As Senate Majority Leader Harry Reid pushes for a vote as early as today on a bill that includes two bond-related provisions to help homeowners facing foreclosures, it likely will face major opposition over a proposal that would change the bankruptcy code to allow judges to modify mortgage loans.
One of the bond-related provisions in the bill, which Reid introduced Feb. 14, would temporarily increase by $10 billion the private-activity bond volume cap and allow the excess capacity to be used to refinance "qualified subprime loans," as well to finance loans to first-time homebuyers. The other provision would provide $4 billion of community development block grant program funds that could be used by localities with the highest foreclosure rates to purchase and refurbish foreclosed homes.
These provisions have relatively broad support, but the bankruptcy provision appears to be the one major deterrent against the bill's passage, housing advocates said.
Barbara J. Thompson, executive director of the National Council of State Housing Agencies, said that aside from the contentious bankruptcy provision she doesn't see any other obstacles.
"What we care most deeply about ... the bond volume-cap increase, it has very, very broad bipartisan support," Thompson said. "I think Democrats and Republicans would like to see some housing stimulus bill. I think there is concern on both sides that we need to do something for the ailing housing market."
Advocates of the bill claim it would help more than 600,000 financially troubled families could keep their homes by allowing modifications to their mortgages in bankruptcy proceedings. Current law says judges cannot change the terms of primary-residence mortgages as part of bankruptcy court proceedings.
"It's our understanding that [the bankruptcy provision] is the only controversial item," Thompson said.
The bill, S. 2636, includes the same mortgage revenue bond provision that Senate Finance Committee leaders drafted weeks ago in the initial version of the first stimulus package. The Senate approved that package after stripping it of the MRB and other proposals.
The bill, introduced by Reid, a Democrat from Nevada, would temporarily ease current law, under which state and local housing finance agencies can only issue tax-exempt mortgage revenue bonds to finance loans for first-time homebuyers. Under the mortgage revenue bond provision, the private-activity volume cap would be increased by $10 billion over three years, with the full amount available in the first year. The extra capacity could be used either to refinance subprime loans or to provide first-time loans to homebuyers.

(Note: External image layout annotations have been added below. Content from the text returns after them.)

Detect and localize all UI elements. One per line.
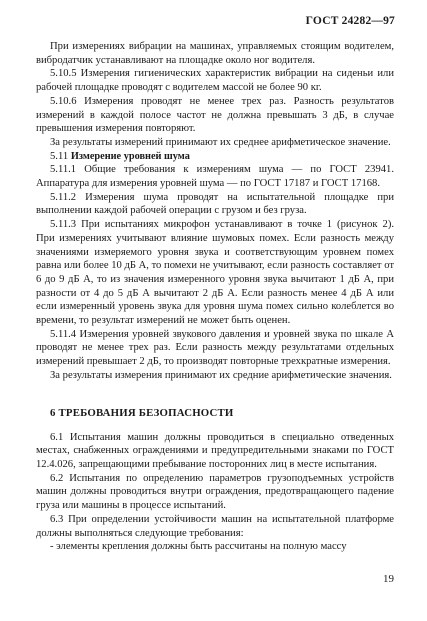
paragraph: - элементы крепления должны быть рассчитаны на полную массу [50, 541, 347, 553]
paragraph: За результаты измерения принимают их средние арифметические значения. [50, 369, 392, 381]
paragraph: 5.10.6 Измерения проводят не менее трех раз. Разность результатов измерений в каждой полосе частот не должна превышать 3 дБ, в случае превышения измерения повторяют. [36, 95, 394, 135]
paragraph: При измерениях вибрации на машинах, управляемых стоящим водителем, вибродатчик устанавливают на площадке около ног водителя. [36, 41, 394, 66]
paragraph: 5.11.1 Общие требования к измерениям шума — по ГОСТ 23941. Аппаратура для измерения уровней шума — по ГОСТ 17187 и ГОСТ 17168. [36, 164, 394, 190]
paragraph: 5.11.3 При испытаниях микрофон устанавливают в точке 1 (рисунок 2). При измерениях учитывают влияние шумовых помех. Если разность между значениями измеряемого уровня звука и соответствующим уровнем помех равна или более 10 дБ А, то помехи не учитывают, если разность составляет от 6 до 9 дБ А, то из значения измеренного уровня звука вычитают 1 дБ А, при разности от 4 до 5 дБ А вычитают 2 дБ А. Если разность менее 4 дБ А или если измеренный уровень звука для уровня шума помех сильно колеблется во времени, то результат измерений не может быть оценен. [36, 219, 394, 327]
paragraph: 6.1 Испытания машин должны проводиться в специально отведенных местах, снабженных ограждениями и предупредительными знаками по ГОСТ 12.4.026, запрещающими пребывание посторонних лиц в месте испытания. [36, 431, 394, 470]
section-heading: 6 ТРЕБОВАНИЯ БЕЗОПАСНОСТИ [50, 406, 234, 419]
document-body [36, 40, 394, 554]
paragraph: 5.11.4 Измерения уровней звукового давления и уровней звука по шкале А проводят не менее трех раз. Если разность между результатами отдельных измерений превышает 2 дБ, то производят повторные трехкратные измерения. [36, 328, 394, 368]
page-number: 19 [383, 573, 394, 585]
spacer [36, 383, 394, 407]
paragraph: 6.3 При определении устойчивости машин на испытательной платформе должны выполняться следующие требования: [36, 513, 394, 539]
paragraph: 5.11.2 Измерения шума проводят на испытательной площадке при выполнении каждой рабочей операции с грузом и без груза. [36, 191, 394, 217]
subsection-title: Измерение уровней шума [70, 150, 190, 162]
paragraph: 5.10.5 Измерения гигиенических характеристик вибрации на сиденьи или рабочей площадке проводят с водителем массой не более 90 кг. [36, 68, 394, 94]
paragraph: 6.2 Испытания по определению параметров грузоподъемных устройств машин должны проводиться внутри ограждения, предотвращающего падение груза или машины в процессе испытаний. [36, 472, 394, 512]
paragraph: За результаты измерений принимают их среднее арифметическое значение. [50, 136, 391, 148]
subsection-heading [36, 150, 394, 164]
document-header: ГОСТ 24282—97 [305, 15, 395, 27]
subsection-number: 5.11 [50, 150, 69, 162]
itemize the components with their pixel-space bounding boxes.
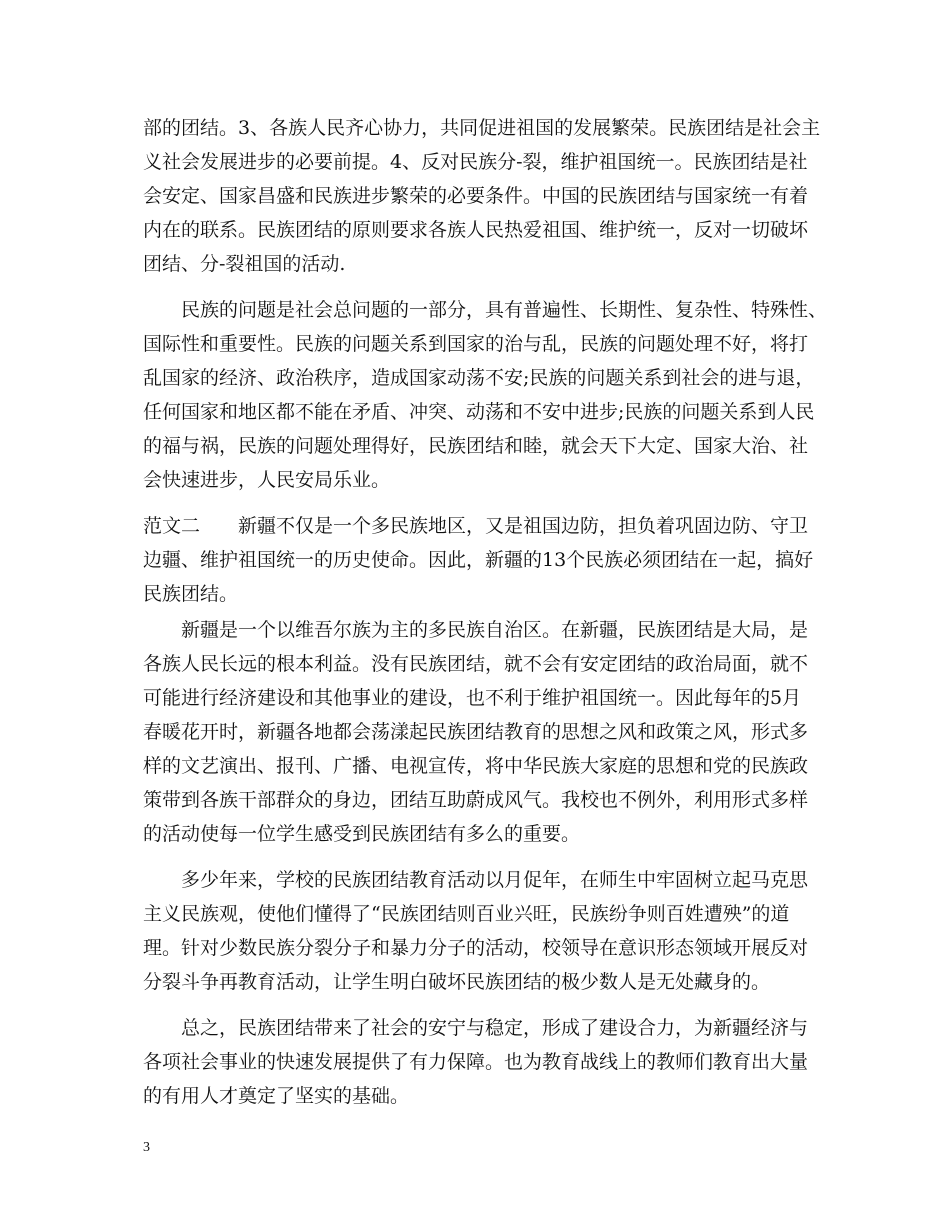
text-line: 乱国家的经济、政治秩序，造成国家动荡不安;民族的问题关系到社会的进与退， xyxy=(143,367,815,389)
text-line: 的有用人才奠定了坚实的基础。 xyxy=(143,1085,410,1107)
text-line: 会安定、国家昌盛和民族进步繁荣的必要条件。中国的民族团结与国家统一有着 xyxy=(143,185,809,207)
text-line: 部的团结。3、各族人民齐心协力，共同促进祖国的发展繁荣。民族团结是社会主 xyxy=(143,117,821,139)
text-line: 团结、分-裂祖国的活动. xyxy=(143,253,346,275)
text-line: 各族人民长远的根本利益。没有民族团结，就不会有安定团结的政治局面，就不 xyxy=(143,653,809,675)
text-line: 国际性和重要性。民族的问题关系到国家的治与乱，民族的问题处理不好，将打 xyxy=(143,333,809,355)
text-line: 新疆是一个以维吾尔族为主的多民族自治区。在新疆，民族团结是大局，是 xyxy=(143,619,809,641)
text-line: 各项社会事业的快速发展提供了有力保障。也为教育战线上的教师们教育出大量 xyxy=(143,1051,809,1073)
text-line: 内在的联系。民族团结的原则要求各族人民热爱祖国、维护统一，反对一切破坏 xyxy=(143,219,809,241)
text-line: 义社会发展进步的必要前提。4、反对民族分-裂，维护祖国统一。民族团结是社 xyxy=(143,151,808,173)
text-line: 多少年来，学校的民族团结教育活动以月促年，在师生中牢固树立起马克思 xyxy=(143,869,809,891)
text-line: 春暖花开时，新疆各地都会荡漾起民族团结教育的思想之风和政策之风，形式多 xyxy=(143,721,809,743)
text-line: 策带到各族干部群众的身边，团结互助蔚成风气。我校也不例外，利用形式多样 xyxy=(143,789,809,811)
page-number: 3 xyxy=(143,1140,150,1155)
text-line: 总之，民族团结带来了社会的安宁与稳定，形成了建设合力，为新疆经济与 xyxy=(143,1017,809,1039)
text-line: 样的文艺演出、报刊、广播、电视宣传，将中华民族大家庭的思想和党的民族政 xyxy=(143,755,809,777)
text-line: 会快速进步，人民安局乐业。 xyxy=(143,469,391,491)
text-line: 主义民族观，使他们懂得了“民族团结则百业兴旺，民族纷争则百姓遭殃”的道 xyxy=(143,903,790,925)
text-line: 边疆、维护祖国统一的历史使命。因此，新疆的13个民族必须团结在一起，搞好 xyxy=(143,549,814,571)
text-line: 的活动使每一位学生感受到民族团结有多么的重要。 xyxy=(143,823,581,845)
text-line: 理。针对少数民族分裂分子和暴力分子的活动，校领导在意识形态领域开展反对 xyxy=(143,937,809,959)
text-line: 民族团结。 xyxy=(143,583,239,605)
text-line: 的福与祸，民族的问题处理得好，民族团结和睦，就会天下大定、国家大治、社 xyxy=(143,435,809,457)
text-line: 可能进行经济建设和其他事业的建设，也不利于维护祖国统一。因此每年的5月 xyxy=(143,687,802,709)
text-line: 分裂斗争再教育活动，让学生明白破坏民族团结的极少数人是无处藏身的。 xyxy=(143,971,771,993)
text-line: 范文二 新疆不仅是一个多民族地区，又是祖国边防，担负着巩固边防、守卫 xyxy=(143,515,809,537)
text-line: 民族的问题是社会总问题的一部分，具有普遍性、长期性、复杂性、特殊性、 xyxy=(143,299,828,321)
text-line: 任何国家和地区都不能在矛盾、冲突、动荡和不安中进步;民族的问题关系到人民 xyxy=(143,401,815,423)
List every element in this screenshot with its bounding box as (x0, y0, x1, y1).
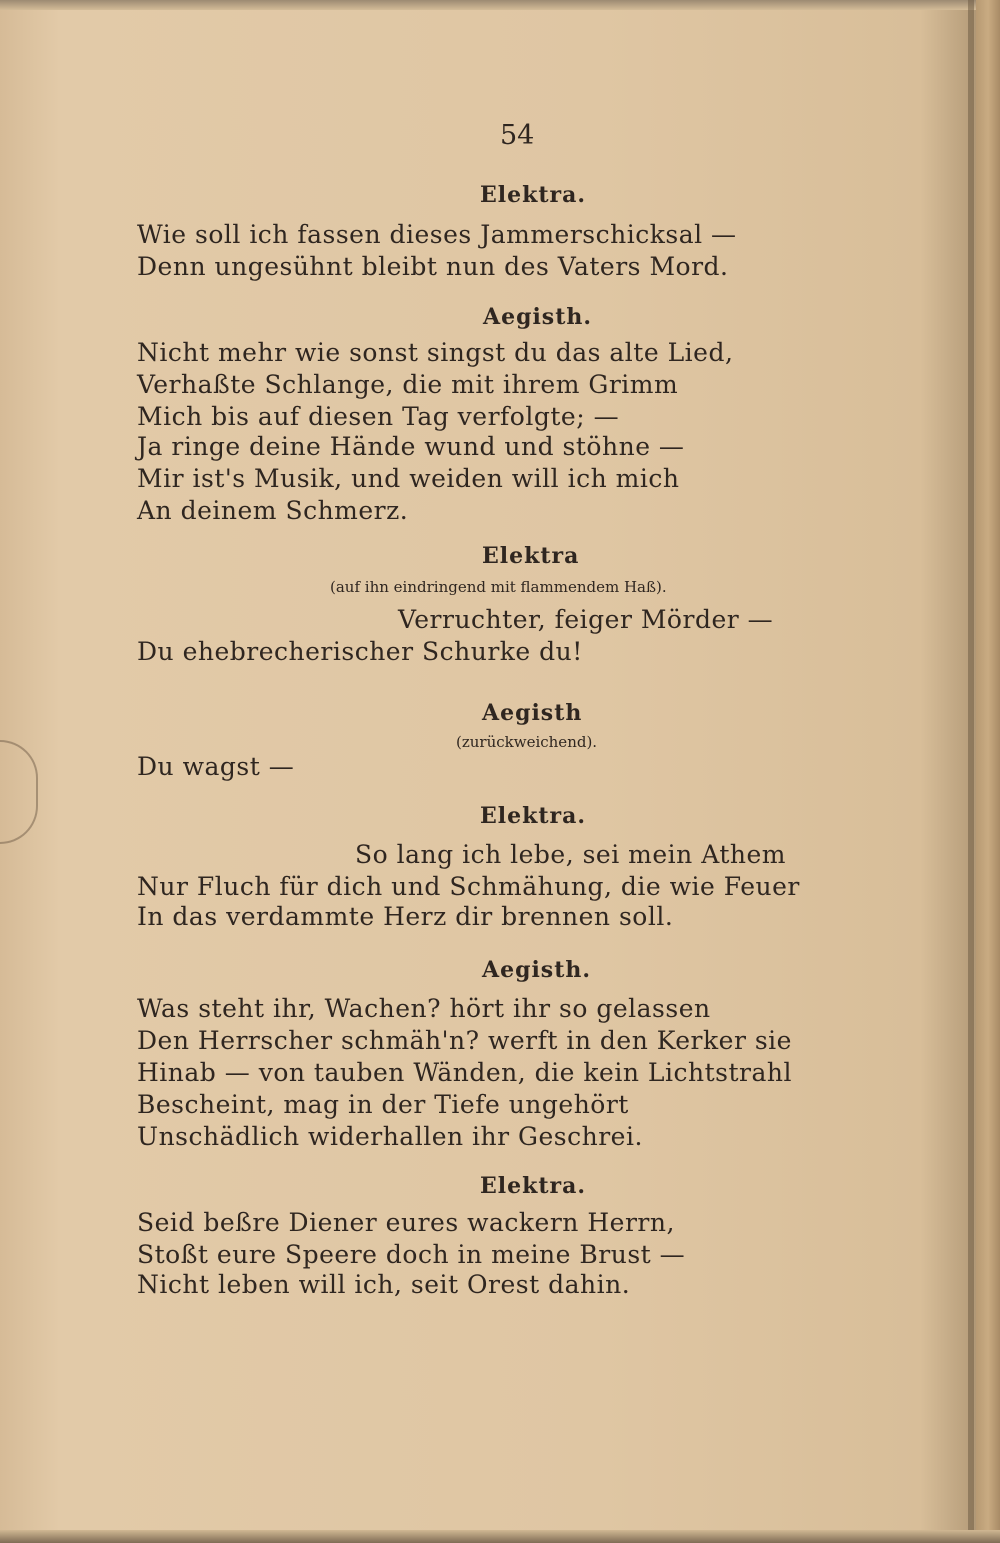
page-top-edge (0, 0, 1000, 10)
verse-line: In das verdammte Herz dir brennen soll. (137, 902, 674, 931)
verse-line: Verruchter, feiger Mörder — (398, 605, 774, 634)
verse-line: Was steht ihr, Wachen? hört ihr so gelassen (137, 994, 711, 1023)
verse-line: Du wagst — (137, 752, 295, 781)
verse-line: Unschädlich widerhallen ihr Geschrei. (137, 1122, 643, 1151)
verse-line: Du ehebrecherischer Schurke du! (137, 637, 583, 666)
verse-line: Stoßt eure Speere doch in meine Brust — (137, 1240, 686, 1269)
stage-direction: (zurückweichend). (456, 733, 598, 751)
verse-line: Nicht mehr wie sonst singst du das alte Lied, (137, 338, 734, 367)
verse-line: Denn ungesühnt bleibt nun des Vaters Mord. (137, 252, 729, 281)
speaker-heading: Elektra. (480, 182, 587, 208)
verse-line: Mich bis auf diesen Tag verfolgte; — (137, 402, 620, 431)
speaker-heading: Elektra. (480, 803, 587, 829)
verse-line: So lang ich lebe, sei mein Athem (355, 840, 786, 869)
book-spine-shadow (968, 0, 974, 1543)
verse-line: Hinab — von tauben Wänden, die kein Lichtstrahl (137, 1058, 792, 1087)
page-bottom-edge (0, 1530, 1000, 1543)
verse-line: Mir ist's Musik, und weiden will ich mich (137, 464, 680, 493)
verse-line: Ja ringe deine Hände wund und stöhne — (137, 432, 685, 461)
speaker-heading: Elektra (482, 543, 580, 569)
verse-line: An deinem Schmerz. (137, 496, 409, 525)
verse-line: Wie soll ich fassen dieses Jammerschicksal — (137, 220, 737, 249)
binding-clip-mark (0, 740, 38, 844)
stage-direction: (auf ihn eindringend mit flammendem Haß). (330, 578, 667, 596)
verse-line: Verhaßte Schlange, die mit ihrem Grimm (137, 370, 679, 399)
speaker-heading: Aegisth (482, 700, 583, 726)
speaker-heading: Elektra. (480, 1173, 587, 1199)
verse-line: Nur Fluch für dich und Schmähung, die wie Feuer (137, 872, 800, 901)
verse-line: Nicht leben will ich, seit Orest dahin. (137, 1270, 631, 1299)
verse-line: Seid beßre Diener eures wackern Herrn, (137, 1208, 675, 1237)
speaker-heading: Aegisth. (483, 304, 593, 330)
verse-line: Den Herrscher schmäh'n? werft in den Kerker sie (137, 1026, 792, 1055)
page-number: 54 (500, 120, 535, 151)
speaker-heading: Aegisth. (482, 957, 592, 983)
verse-line: Bescheint, mag in der Tiefe ungehört (137, 1090, 629, 1119)
book-spine (976, 0, 1000, 1543)
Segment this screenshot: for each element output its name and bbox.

John C. Murphy, executive director of the National Association of Local Housing Finance Agencies, said the group is "very supportive" of the package, but that "it's really a question of whether Sen. Reid can get the votes to even bring it to the floor.It really depends on the Republicans."
A spokeswoman from Senate Minority Leader Mitch McConnell's office said Republicans have not yet decided whether to oppose a cloture vote, under which 60 votes would be needed to limit debate on the bill before it is taken up for a vote by the full Senate.
The CDBG provision would provide $4 billion for the Department of Housing and Urban Development's grant program that could be used by localities with the highest foreclosure rates to purchase and refurbish foreclosed homes. CDBG provides grants to state and local governments to fund economic development projects and can be used in projects financed by municipal bonds.
Murphy said the subprime problems are threatening to "bring down" many neighborhoods, and that the CDBG boost is a positive step to help the worst hit localities to rebound.
Meanwhile, at the National Governors Association meeting here on Sunday, New York Gov. Eliot Spitzer, joined by colleagues from numerous states, called for a federal effort to help ailing homeowners, after arguing the Bush administration has "failed to offer substantive relief."
"The administration should also take responsibility for the role of federal regulators and national banks in this crisis, and engage in greater collaboration with states in the development of a solution to this problem and a preventive strategy for the future," Spitzer said in a release.